The `http_cache`, `http_cache_store_memory` and `http_cache_store_disk` emit other events about
the caching subsystems, including some helping with detecting normalization issues.
## Normalization
The underlying http caching library may store different responses for the same URL,
following the directives of the `"vary"` header. For instance, if a response can
be returned in English or in French, both versions can be cached as long as the
`"vary"` header is correctly used.
This can unfortunately result in an explosion of stored responses if the headers
are not normalized.

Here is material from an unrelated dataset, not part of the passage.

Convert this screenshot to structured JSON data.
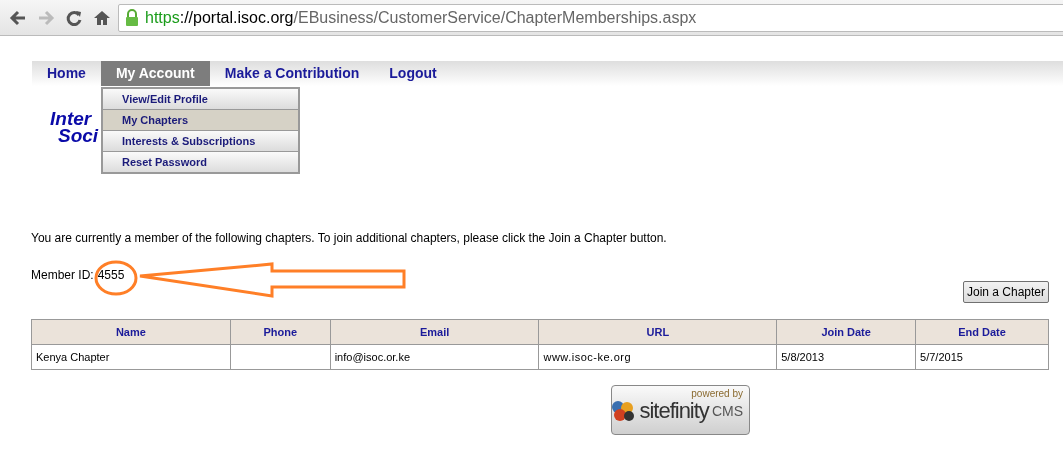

For instance, in this scenario where a site handles both these
languages, a response will be stored for any of these requests that include an
`"accept-language"` header:
- fr-CH, fr;q=0.9, en;q=0.8, de;q=0.7, *;q=0.5
- fr-CH, fr;q=0.9, en;q=0.8, de;q=0.7,*;q=0.5
- en
- de
- en, de
- en, de, fr
- en;q=1, de
- en;q=1, de;q=0.9
- en;q=1, de;q=0.8
- en;q=1, de;q=0.7
- en;q=1, de;q=0.6
- en;q=1, de;q=0.5
and so on, so potentially hundreds of stored responses for only 2 available
responses (English and French versions).
In this case, you probably want to apply normalization before caching. This
could be done by a plug set before the `PlugHTTPCache` plug.
See [Best practices for using the Vary header](https://www.fastly.com/blog/best-practices-using-vary-header)
for more guidance regarding this issue.